Here Preene, who was travelling with Marston, managed to alight and take a full bag of gold from Brooks, then he slipped it into the carriage where Marston was, and got back again in time to jump into the guard’s van as the train started.
Directly the train was in motion again the other boxes were attacked, and now Brooks, Preene, and Heckett filled their carpet bags with gold, and also large courier bags which they wore across their shoulders, and which were quite concealed by their heavy travelling cloaks.
When the train stopped at Folkestone the work was done. The boxes had been reclosed and filled with shot of the exact weight of the abstracted gold, the safes were relocked, and there was nothing to tell that the guard’s van had been the scene of a daring and gigantic robbery. At Folkestone the three accomplices slipped out of the van and entered the nearest carriages, carrying their spoil with them, its great weight, however, rendering it anything but an easy task.
Here the safes were carefully taken out and handed to the authorities for shipment to Boulogne, and the train sped on its way to Dover.
It was with intense relief that Marston put his head out of window as the train rattled out of Folkestone station, and saw the safes on the platform, zealously guarded by the porters, who little imagined that they were keeping watch over a quantity of shot while the gold was divided among four first-class passengers comfortably seated in the fast-vanishing train.
At Dover the conspirators alighted, each carrying his own bag, and politely declining the offers of the porters, who were anxious to assist them.
Making their way to one of the hotels in the neighbourhood they succeeded in getting refreshments served in a private room, and here, putting their heavy bags under the table, they discussed the return journey.

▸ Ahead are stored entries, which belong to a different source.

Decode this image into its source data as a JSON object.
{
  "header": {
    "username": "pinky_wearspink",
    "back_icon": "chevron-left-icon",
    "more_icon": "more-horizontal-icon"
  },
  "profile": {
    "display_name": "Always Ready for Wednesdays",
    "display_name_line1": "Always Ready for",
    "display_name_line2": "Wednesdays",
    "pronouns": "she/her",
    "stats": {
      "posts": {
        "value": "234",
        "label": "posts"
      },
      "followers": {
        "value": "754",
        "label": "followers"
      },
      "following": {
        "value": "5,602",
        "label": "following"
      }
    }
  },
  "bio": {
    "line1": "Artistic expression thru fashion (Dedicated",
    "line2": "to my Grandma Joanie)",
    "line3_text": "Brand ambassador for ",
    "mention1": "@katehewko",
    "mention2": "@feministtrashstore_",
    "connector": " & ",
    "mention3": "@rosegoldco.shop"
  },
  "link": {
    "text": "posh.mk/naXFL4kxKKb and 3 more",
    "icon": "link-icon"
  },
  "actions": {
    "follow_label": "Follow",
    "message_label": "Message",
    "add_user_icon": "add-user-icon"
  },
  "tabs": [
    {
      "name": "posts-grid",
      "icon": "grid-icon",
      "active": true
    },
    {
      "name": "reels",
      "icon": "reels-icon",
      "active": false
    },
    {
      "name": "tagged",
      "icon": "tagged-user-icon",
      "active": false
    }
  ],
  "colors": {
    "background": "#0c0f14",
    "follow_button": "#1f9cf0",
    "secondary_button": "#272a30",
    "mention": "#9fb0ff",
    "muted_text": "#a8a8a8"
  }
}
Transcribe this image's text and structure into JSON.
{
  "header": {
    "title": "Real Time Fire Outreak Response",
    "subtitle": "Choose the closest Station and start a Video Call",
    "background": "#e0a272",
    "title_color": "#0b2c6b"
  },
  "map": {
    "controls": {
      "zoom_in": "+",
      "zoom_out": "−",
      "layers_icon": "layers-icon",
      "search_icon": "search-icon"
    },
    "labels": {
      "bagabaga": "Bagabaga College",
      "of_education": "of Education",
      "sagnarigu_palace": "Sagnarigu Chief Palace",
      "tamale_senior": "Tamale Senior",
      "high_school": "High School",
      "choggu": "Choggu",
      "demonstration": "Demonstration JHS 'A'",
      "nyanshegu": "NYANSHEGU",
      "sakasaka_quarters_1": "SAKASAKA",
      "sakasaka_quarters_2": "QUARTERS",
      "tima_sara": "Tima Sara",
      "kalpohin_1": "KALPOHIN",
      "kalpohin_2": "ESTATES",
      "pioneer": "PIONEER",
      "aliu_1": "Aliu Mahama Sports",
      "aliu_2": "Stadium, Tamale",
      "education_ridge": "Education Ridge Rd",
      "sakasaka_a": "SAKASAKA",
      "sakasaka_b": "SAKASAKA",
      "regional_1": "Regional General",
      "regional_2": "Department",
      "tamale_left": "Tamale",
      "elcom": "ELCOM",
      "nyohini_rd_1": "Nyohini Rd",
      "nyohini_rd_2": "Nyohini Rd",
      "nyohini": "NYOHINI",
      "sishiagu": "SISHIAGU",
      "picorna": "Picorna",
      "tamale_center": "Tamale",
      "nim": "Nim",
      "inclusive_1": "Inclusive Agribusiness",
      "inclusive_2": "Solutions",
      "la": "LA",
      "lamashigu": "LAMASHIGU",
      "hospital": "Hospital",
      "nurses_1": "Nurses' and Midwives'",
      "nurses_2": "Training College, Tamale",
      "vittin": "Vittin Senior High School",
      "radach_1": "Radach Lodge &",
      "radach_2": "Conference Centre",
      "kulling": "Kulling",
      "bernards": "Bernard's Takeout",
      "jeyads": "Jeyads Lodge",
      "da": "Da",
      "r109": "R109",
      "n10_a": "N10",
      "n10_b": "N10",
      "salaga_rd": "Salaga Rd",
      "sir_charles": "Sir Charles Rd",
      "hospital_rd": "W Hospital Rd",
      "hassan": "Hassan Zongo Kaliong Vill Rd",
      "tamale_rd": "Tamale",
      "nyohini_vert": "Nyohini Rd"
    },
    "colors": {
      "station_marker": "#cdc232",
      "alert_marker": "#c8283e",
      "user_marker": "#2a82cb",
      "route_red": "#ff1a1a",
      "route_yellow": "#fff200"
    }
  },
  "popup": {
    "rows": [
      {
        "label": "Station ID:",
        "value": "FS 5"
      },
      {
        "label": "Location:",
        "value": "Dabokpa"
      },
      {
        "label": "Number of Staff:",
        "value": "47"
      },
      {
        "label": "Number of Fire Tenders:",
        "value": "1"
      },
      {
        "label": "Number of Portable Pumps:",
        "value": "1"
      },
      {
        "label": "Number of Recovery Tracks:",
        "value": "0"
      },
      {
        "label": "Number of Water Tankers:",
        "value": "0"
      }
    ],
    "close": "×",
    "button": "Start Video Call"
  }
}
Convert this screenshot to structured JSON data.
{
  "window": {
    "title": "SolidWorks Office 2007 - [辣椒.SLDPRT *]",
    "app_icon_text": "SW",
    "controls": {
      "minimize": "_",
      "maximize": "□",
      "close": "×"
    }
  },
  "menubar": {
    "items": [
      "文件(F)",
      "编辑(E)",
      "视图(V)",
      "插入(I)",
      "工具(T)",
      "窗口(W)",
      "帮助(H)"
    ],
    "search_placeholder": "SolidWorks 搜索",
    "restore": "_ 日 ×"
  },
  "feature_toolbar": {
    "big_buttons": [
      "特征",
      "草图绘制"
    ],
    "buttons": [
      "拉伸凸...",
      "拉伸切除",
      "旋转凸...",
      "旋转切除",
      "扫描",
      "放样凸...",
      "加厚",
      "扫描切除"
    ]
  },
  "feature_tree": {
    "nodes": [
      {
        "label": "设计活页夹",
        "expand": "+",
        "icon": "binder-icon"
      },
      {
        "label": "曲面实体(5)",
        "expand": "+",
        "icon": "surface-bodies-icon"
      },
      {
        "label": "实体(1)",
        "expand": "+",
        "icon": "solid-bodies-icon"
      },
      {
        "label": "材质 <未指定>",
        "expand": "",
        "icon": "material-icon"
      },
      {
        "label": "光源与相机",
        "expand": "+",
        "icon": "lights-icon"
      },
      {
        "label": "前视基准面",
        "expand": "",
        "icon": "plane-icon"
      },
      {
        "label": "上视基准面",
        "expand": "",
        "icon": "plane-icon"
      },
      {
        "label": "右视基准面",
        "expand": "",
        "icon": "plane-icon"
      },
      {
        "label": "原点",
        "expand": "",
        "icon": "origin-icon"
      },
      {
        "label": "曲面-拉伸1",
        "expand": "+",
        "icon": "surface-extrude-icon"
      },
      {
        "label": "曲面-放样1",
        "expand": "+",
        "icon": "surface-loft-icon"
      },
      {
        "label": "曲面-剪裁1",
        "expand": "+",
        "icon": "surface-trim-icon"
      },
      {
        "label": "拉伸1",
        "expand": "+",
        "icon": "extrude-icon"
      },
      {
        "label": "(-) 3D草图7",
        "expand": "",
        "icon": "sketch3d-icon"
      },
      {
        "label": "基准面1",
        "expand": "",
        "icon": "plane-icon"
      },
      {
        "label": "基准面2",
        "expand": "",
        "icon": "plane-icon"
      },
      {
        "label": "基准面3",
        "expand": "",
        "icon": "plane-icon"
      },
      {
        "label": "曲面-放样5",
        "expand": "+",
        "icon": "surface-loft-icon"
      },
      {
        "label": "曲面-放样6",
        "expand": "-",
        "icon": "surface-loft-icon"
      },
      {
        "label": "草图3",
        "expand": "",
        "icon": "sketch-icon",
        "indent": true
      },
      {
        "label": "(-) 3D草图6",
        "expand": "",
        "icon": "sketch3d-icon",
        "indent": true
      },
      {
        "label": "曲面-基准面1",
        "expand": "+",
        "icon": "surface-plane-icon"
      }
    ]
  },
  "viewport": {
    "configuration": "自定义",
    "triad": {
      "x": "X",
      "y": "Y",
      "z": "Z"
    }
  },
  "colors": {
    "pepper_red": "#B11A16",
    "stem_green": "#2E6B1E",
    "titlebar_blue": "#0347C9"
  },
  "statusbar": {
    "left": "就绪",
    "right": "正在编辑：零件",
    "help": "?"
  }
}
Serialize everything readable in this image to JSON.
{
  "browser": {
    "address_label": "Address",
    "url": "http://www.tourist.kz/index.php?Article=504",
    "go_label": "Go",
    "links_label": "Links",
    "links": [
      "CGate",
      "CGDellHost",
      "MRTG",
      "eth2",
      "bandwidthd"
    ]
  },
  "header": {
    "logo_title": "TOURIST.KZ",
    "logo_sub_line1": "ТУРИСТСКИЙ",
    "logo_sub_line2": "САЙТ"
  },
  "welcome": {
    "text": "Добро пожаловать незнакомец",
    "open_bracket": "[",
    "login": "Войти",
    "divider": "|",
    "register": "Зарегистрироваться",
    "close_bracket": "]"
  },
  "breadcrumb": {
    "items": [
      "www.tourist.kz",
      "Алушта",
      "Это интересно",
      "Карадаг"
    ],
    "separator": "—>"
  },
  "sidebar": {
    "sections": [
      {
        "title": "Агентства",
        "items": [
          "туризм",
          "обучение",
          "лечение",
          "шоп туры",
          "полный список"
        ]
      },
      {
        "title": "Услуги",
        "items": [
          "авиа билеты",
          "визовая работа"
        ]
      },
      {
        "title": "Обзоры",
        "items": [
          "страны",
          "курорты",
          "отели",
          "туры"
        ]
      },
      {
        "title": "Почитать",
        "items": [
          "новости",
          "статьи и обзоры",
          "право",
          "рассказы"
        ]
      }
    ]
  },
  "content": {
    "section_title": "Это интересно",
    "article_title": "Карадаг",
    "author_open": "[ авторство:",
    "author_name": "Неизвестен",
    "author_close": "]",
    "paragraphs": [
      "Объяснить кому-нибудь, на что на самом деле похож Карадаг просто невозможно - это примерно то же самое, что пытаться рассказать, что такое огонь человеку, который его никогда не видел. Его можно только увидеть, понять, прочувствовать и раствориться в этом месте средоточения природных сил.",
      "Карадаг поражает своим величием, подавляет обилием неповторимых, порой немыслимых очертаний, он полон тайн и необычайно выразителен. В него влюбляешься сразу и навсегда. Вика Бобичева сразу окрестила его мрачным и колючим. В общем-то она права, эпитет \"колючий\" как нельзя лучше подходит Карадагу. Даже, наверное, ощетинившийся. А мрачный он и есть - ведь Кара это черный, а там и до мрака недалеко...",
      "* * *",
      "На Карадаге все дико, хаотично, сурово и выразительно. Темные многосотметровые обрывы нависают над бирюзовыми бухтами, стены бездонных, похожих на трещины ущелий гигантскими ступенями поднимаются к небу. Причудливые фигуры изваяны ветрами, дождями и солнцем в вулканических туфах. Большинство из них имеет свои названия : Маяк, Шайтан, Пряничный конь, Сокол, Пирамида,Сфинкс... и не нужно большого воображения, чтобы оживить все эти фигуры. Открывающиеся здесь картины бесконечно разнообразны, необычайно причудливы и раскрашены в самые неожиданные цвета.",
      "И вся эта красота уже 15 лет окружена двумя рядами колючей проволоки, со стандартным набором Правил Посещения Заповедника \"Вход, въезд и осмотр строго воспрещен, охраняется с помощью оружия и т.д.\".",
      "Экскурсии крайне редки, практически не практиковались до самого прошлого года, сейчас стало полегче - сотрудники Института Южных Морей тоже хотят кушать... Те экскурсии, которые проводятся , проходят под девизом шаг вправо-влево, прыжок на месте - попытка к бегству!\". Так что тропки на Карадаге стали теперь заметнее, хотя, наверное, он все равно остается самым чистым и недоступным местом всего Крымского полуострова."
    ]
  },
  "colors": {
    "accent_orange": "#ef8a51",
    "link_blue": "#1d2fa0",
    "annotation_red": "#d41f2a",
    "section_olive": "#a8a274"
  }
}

To avoid the suspicion which such a short stay might have aroused, they had provided themselves with return tickets from Ostend, and it was by the Ostend mail, which leaves Dover shortly after two, that they proposed to return to town with their precious burden.
Paying their bill they got outside. There was an uneasy feeling on them all the time they were within four walls. Even the fact that the waiter remained out of the room some time before he returned with the change filled them with alarm.
They had every hope that the weight had been so accurately replaced that the exchange of shot for precious metal would not be discovered until the safes were opened in Paris, but there was the chance that something might have happened at Folkestone before they were shipped.